On one hand, it is true that, in terms of throughput, the amount of work I handle now and the demands on my time are dramatically higher than they were when I was an undergraduate. But what is interesting is that getting started back then and just learning how to handle it all — work, school, my startup and my personal life — has helped me to learn how to deal with the increasing complexity of my life and my business and not get stopped or paralyzed by it. In absolute terms, I “do more” now.

I think learning to handle being “busy” — whatever that means — is just a skill you can develop. So starting early makes sense. And, if “Slovik’s Law” — you will always be more busy tomorrow — holds, you might as well be intentional about that business and say “yes” to that than end up saying “yes” to someone else’s list of things. You don’t get to choose whether your are busy or overwhelmed. You only get to choose what you are being busy or overwhelmed about!

What’s next?

We are going to continue to release three new titles a year on Kickstarter, and this year is also the year we prepare for the transition to the mass market. That’s a whole different world, and something I am super excited about. Once we have our processes, fulfillment and channels handled in the domestic markets and feel comfortable that we can handle the demand operationally we will begin to internationalize, with our first beachhead in department stores in the UK and European Union. Our main challenge, I think, is getting into more markets. From a business perspective, we need to expand to grow — we have the hobby market covered — and we have reached the point where, from a business perspective, growth for us is in untapped markets.

That being said, the impetus to grow 5th Street is an aesthetic one — remember, our mission is to make everyone a game player, and to have board games by 5th Street in every home. Thanks to crowdfunding, we self-financed the business. So, we don’t have some strange ballooning loan payment to make, or investors who have different appetites for growth than we do. 5th Street Games is a tidy, well-run business that kicks off cash at a regular schedule, and we have an economic model for game development and publication that works. So I have the liberty to choose our destiny as a company, and I really want our games everywhere, and I want 5th Street Games to have a global footprint.

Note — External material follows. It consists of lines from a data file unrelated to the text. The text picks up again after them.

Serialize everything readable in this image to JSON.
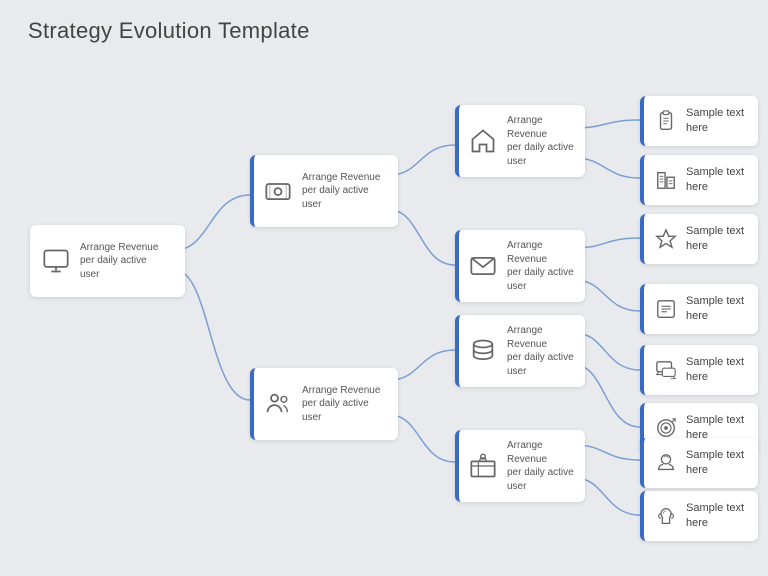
{
  "title": "Strategy Evolution Template",
  "cards": {
    "level1": {
      "label": "Arrange Revenue\nper daily active\nuser",
      "icon": "monitor"
    },
    "level2_top": {
      "label": "Arrange Revenue\nper daily active\nuser",
      "icon": "people"
    },
    "level2_bottom": {
      "label": "Arrange Revenue\nper daily active\nuser",
      "icon": "people-group"
    },
    "level3": [
      {
        "label": "Arrange Revenue\nper daily active\nuser",
        "icon": "house"
      },
      {
        "label": "Arrange Revenue\nper daily active\nuser",
        "icon": "envelope"
      },
      {
        "label": "Arrange Revenue\nper daily active\nuser",
        "icon": "database"
      },
      {
        "label": "Arrange Revenue\nper daily active\nuser",
        "icon": "people-table"
      }
    ],
    "level4": [
      {
        "label": "Sample text here",
        "icon": "clipboard"
      },
      {
        "label": "Sample text here",
        "icon": "building"
      },
      {
        "label": "Sample text here",
        "icon": "star"
      },
      {
        "label": "Sample text here",
        "icon": "checklist"
      },
      {
        "label": "Sample text here",
        "icon": "chat"
      },
      {
        "label": "Sample text here",
        "icon": "target"
      },
      {
        "label": "Sample text here",
        "icon": "brain-head"
      },
      {
        "label": "Sample text here",
        "icon": "brain"
      }
    ]
  }
}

Do you have any advice for aspiring entrepreneurs?

If you’re unsure of your idea, start experimenting as cheaply as possible with the idea — today. Not tomorrow, like right now. If it falls apart or turns out not to strike your fancy after all, great. On to the next idea.

Also, get connected to a community. Entrepreneurship is a solitary and at times terrifying experience, and you can sometimes forget that, even though you’re alone in the running of your particular business, there are many people who are as freaked as you are and likely want somebody to chat with, too.